Holding the line on the existing rules-based international trading system remains an essential challenge if the world is to keep a damaging tariff war at bay, a top UN trade official said on Monday.

Addressing UN Trade and Development (UNCTAD)’s 195 Member States in Geneva, Rebeca Grynspan said that 72 percent of global trade “still moves under WTO rules”—a reference to the World Trade Organization, whose agreements are negotiated and signed by trading nations.

“We have, for now, avoided the domino effect of tariff escalation that once brought the world economy to its knees in the 1930s,” Ms. Grynspan told UNCTAD members. “This didn’t happen by accident; it happened because of you, because you kept negotiating when it seemed pointless, defending a rules-based system even as you were reforming it, and building bridges even when they fell.”

‘Impossible choices’

The UNCTAD chief’s comments come amid months of global economic uncertainty and declarations of tariff impositions by the United States on its trading partners.
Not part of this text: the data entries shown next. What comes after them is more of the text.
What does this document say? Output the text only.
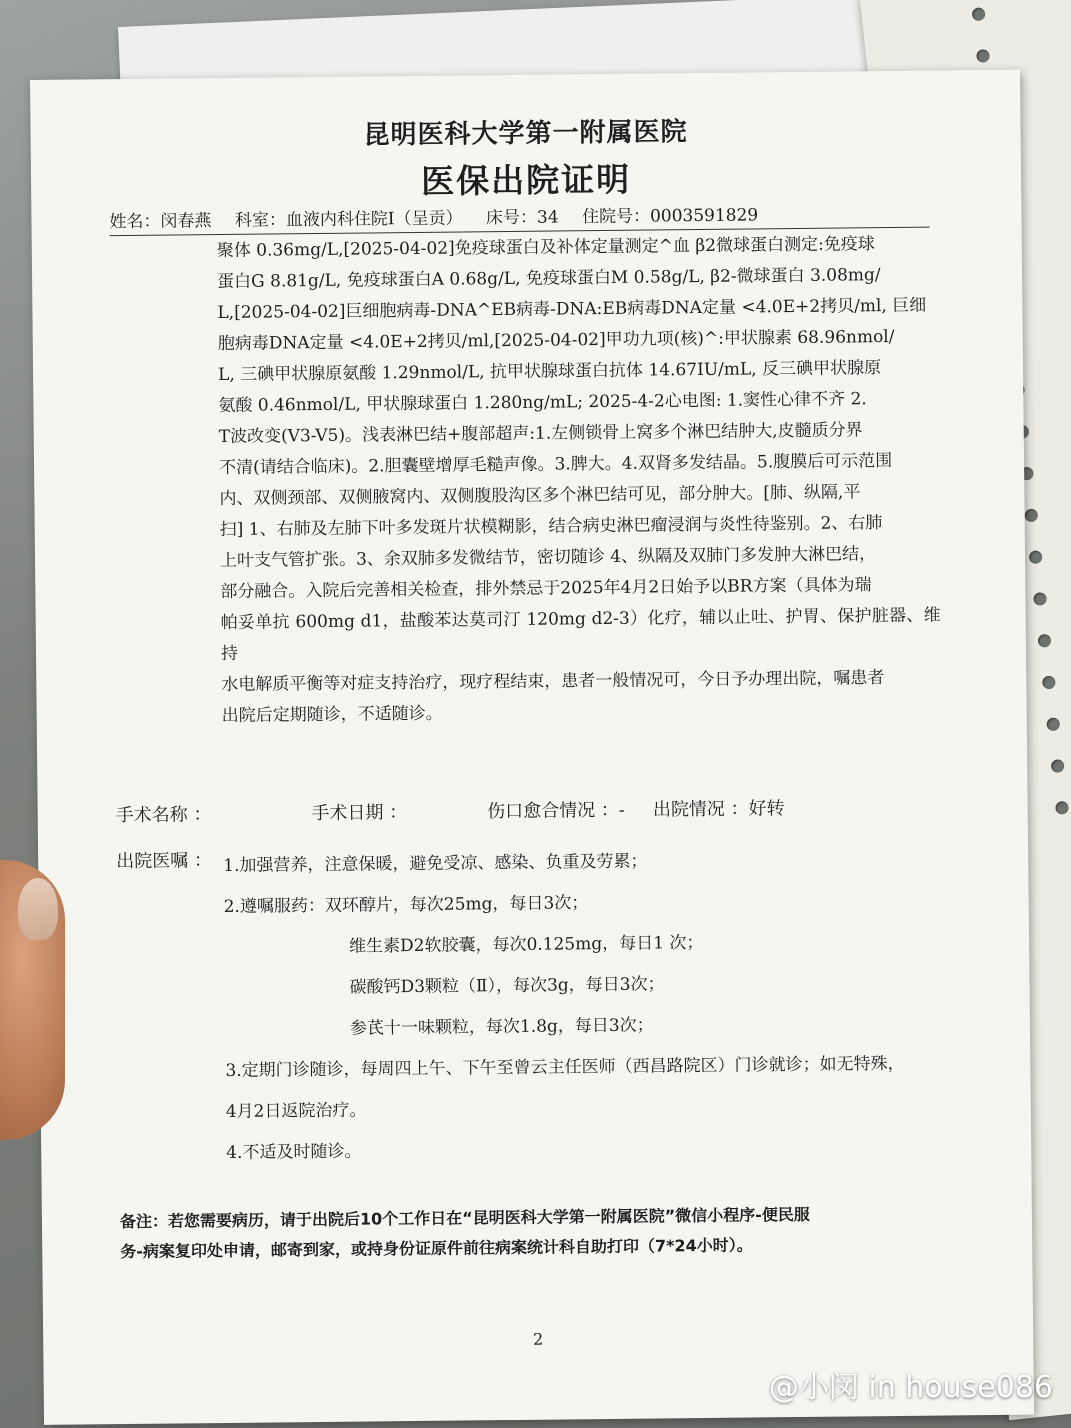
昆明医科大学第一附属医院
医保出院证明
姓名：闵春燕 科室：血液内科住院Ⅰ（呈贡） 床号：34 住院号：0003591829

聚体 0.36mg/L,[2025-04-02]免疫球蛋白及补体定量测定^血 β2微球蛋白测定:免疫球

蛋白G 8.81g/L, 免疫球蛋白A 0.68g/L, 免疫球蛋白M 0.58g/L, β2-微球蛋白 3.08mg/

L,[2025-04-02]巨细胞病毒-DNA^EB病毒-DNA:EB病毒DNA定量 <4.0E+2拷贝/ml, 巨细

胞病毒DNA定量 <4.0E+2拷贝/ml,[2025-04-02]甲功九项(核)^:甲状腺素 68.96nmol/

L, 三碘甲状腺原氨酸 1.29nmol/L, 抗甲状腺球蛋白抗体 14.67IU/mL, 反三碘甲状腺原

氨酸 0.46nmol/L, 甲状腺球蛋白 1.280ng/mL; 2025-4-2心电图: 1.窦性心律不齐 2.

T波改变(V3-V5)。浅表淋巴结+腹部超声:1.左侧锁骨上窝多个淋巴结肿大,皮髓质分界

不清(请结合临床)。2.胆囊壁增厚毛糙声像。3.脾大。4.双肾多发结晶。5.腹膜后可示范围

内、双侧颈部、双侧腋窝内、双侧腹股沟区多个淋巴结可见，部分肿大。[肺、纵隔,平

扫] 1、右肺及左肺下叶多发斑片状模糊影，结合病史淋巴瘤浸润与炎性待鉴别。2、右肺

上叶支气管扩张。3、余双肺多发微结节，密切随诊 4、纵隔及双肺门多发肿大淋巴结，

部分融合。入院后完善相关检查，排外禁忌于2025年4月2日始予以BR方案（具体为瑞

帕妥单抗 600mg d1，盐酸苯达莫司汀 120mg d2-3）化疗，辅以止吐、护胃、保护脏器、维持

水电解质平衡等对症支持治疗，现疗程结束，患者一般情况可，今日予办理出院，嘱患者

出院后定期随诊，不适随诊。

手术名称 ：	手术日期 ：	伤口愈合情况 ：- 出院情况 ：好转
出院医嘱 ： 1.加强营养，注意保暖，避免受凉、感染、负重及劳累；
2.遵嘱服药：双环醇片，每次25mg，每日3次；
维生素D2软胶囊，每次0.125mg，每日1 次；
碳酸钙D3颗粒（Ⅱ），每次3g，每日3次；
参芪十一味颗粒，每次1.8g，每日3次；
3.定期门诊随诊，每周四上午、下午至曾云主任医师（西昌路院区）门诊就诊；如无特殊，
4月2日返院治疗。
4.不适及时随诊。
备注：若您需要病历，请于出院后10个工作日在“昆明医科大学第一附属医院”微信小程序-便民服
务-病案复印处申请，邮寄到家，或持身份证原件前往病案统计科自助打印（7*24小时）。
2
@小闵 in house086
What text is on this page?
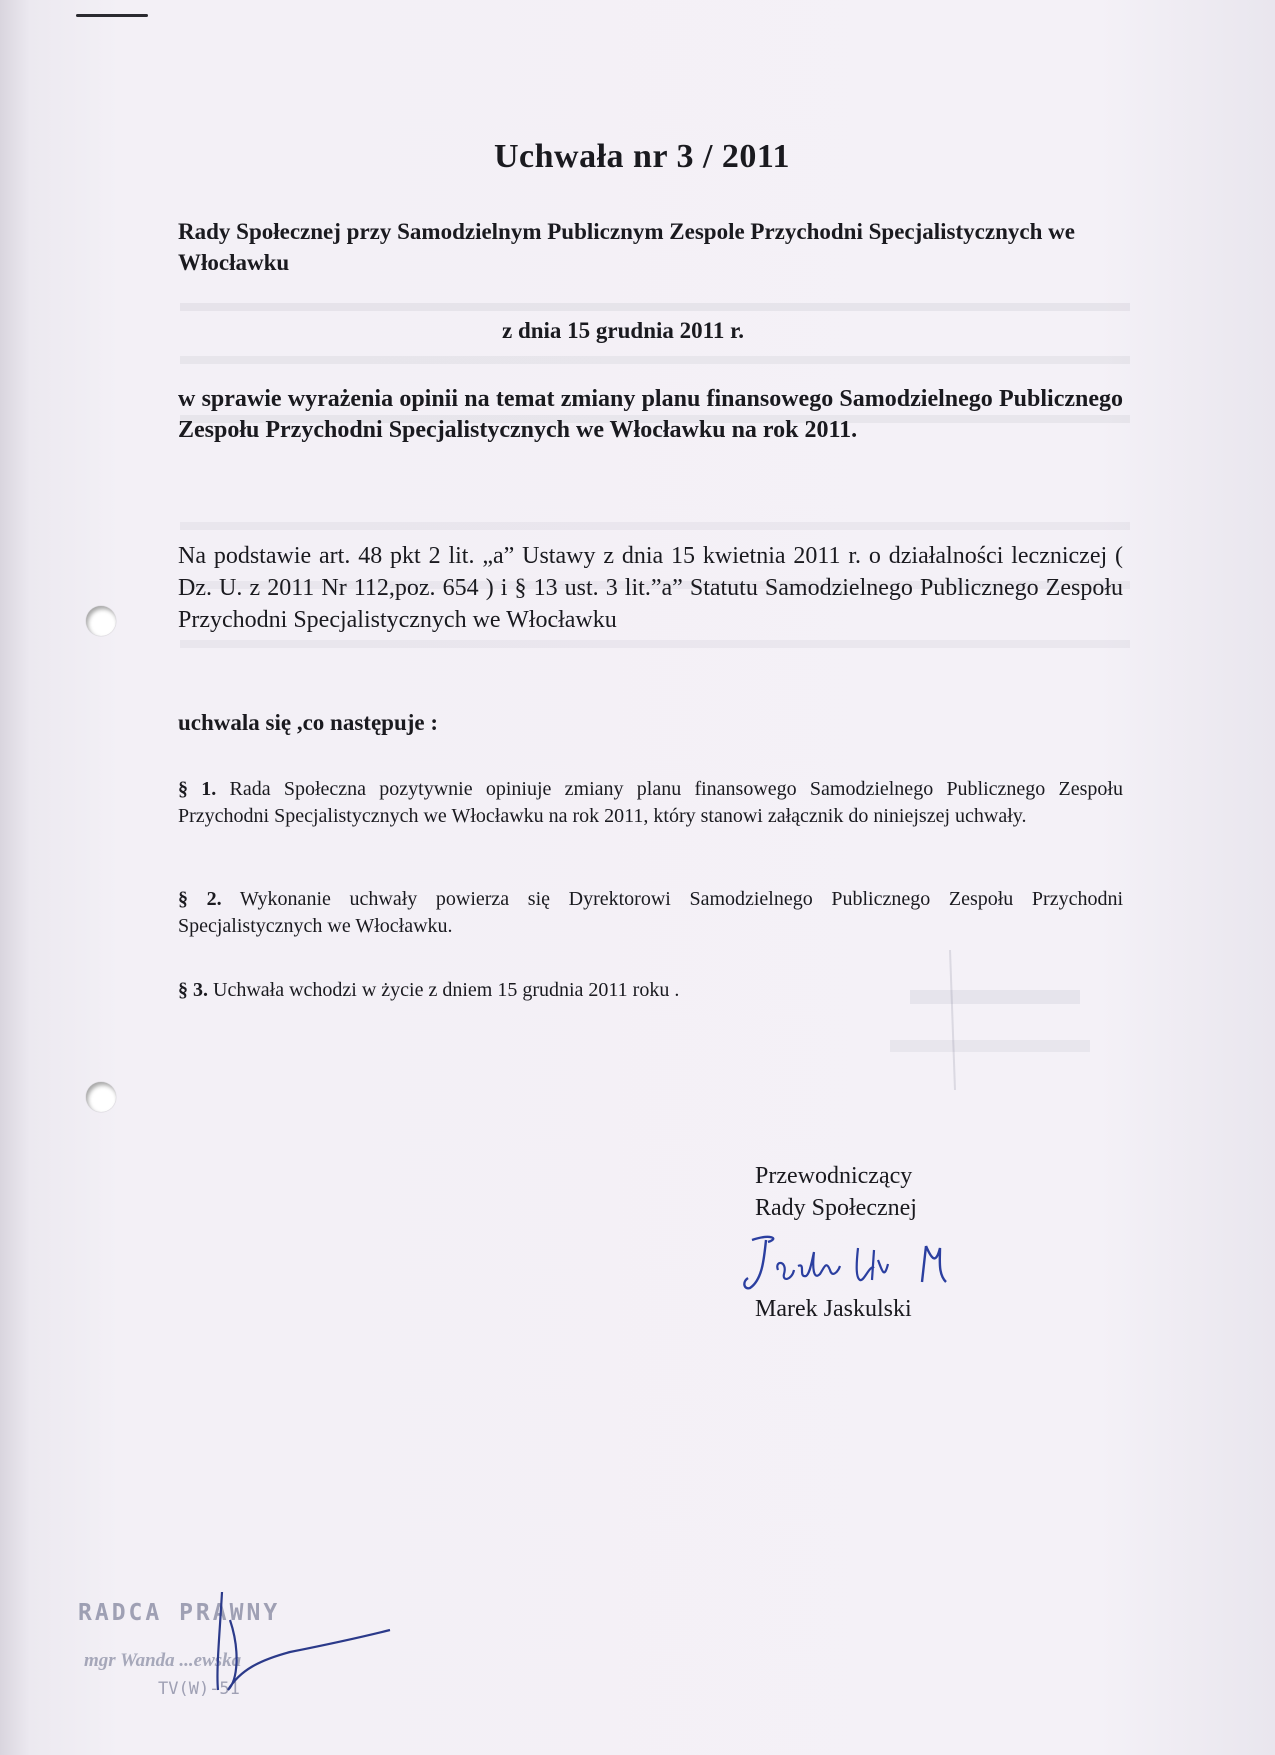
Uchwała nr 3 / 2011
Rady Społecznej przy Samodzielnym Publicznym Zespole Przychodni Specjalistycznych we Włocławku
z dnia 15 grudnia 2011 r.
w sprawie wyrażenia opinii na temat zmiany planu finansowego Samodzielnego Publicznego Zespołu Przychodni Specjalistycznych we Włocławku na rok 2011.
Na podstawie art. 48 pkt 2 lit. „a” Ustawy z dnia 15 kwietnia 2011 r. o działalności leczniczej ( Dz. U. z 2011 Nr 112,poz. 654 ) i § 13 ust. 3 lit.”a” Statutu Samodzielnego Publicznego Zespołu Przychodni Specjalistycznych we Włocławku
uchwala się ,co następuje :
§ 1. Rada Społeczna pozytywnie opiniuje zmiany planu finansowego Samodzielnego Publicznego Zespołu Przychodni Specjalistycznych we Włocławku na rok 2011, który stanowi załącznik do niniejszej uchwały.
§ 2. Wykonanie uchwały powierza się Dyrektorowi Samodzielnego Publicznego Zespołu Przychodni Specjalistycznych we Włocławku.
§ 3. Uchwała wchodzi w życie z dniem 15 grudnia 2011 roku .
Przewodniczący
Rady Społecznej
Marek Jaskulski
RADCA PRAWNY
mgr Wanda ...ewska
TV(W)-51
“A debt and development crisis still faces countries with impossible choices,” she said. “They have to decide whether to default on their debt or on their development.”

Tariffs applied by major economies, including the United States, have jumped this year from an average of 2.8 percent to more than 20 percent, Ms. Grynspan recently told the UN General Assembly. “Uncertainty is the highest tariff possible,” she added, “discouraging investment, slowing growth, and making trade as a path to development much harder.”

Investment drying up

In Geneva, the UNCTAD top economist warned that global investment flows are retreating for the second year in a row, “eroding tomorrow’s growth.”

She noted that today’s investment system favors projects in richer economies rather than developing nations, with one-off costs making one US dollar “three times more expensive in Zambia than in Zurich.”

Ms. Grynspan also stressed that freight costs are now “too volatile,” with landlocked countries and small island developing states facing transport bills “up to three times the global average.”

While AI offers the potential to add “trillions” to global GDP, fewer than one in three developing countries have strategies to capture its benefits. A staggering 2.6 billion people remain offline, most of them women in developing countries, UN data indicates.

Public debt crisis

Echoing Ms. Grynspan’s concerns, the UN General Assembly President, Annalena Baerbock, warned that developing country debt reached $31 trillion last year.

Instead of investing in their people’s future—such as building schools or expanding healthcare—many governments are spending funds on servicing debt.

Trust in the international system is also “eroding,” the UN General Assembly President continued, noting that even though the global economy is worth more than $100 trillion a year, one in two people has seen “little or no rise in their income for a generation.”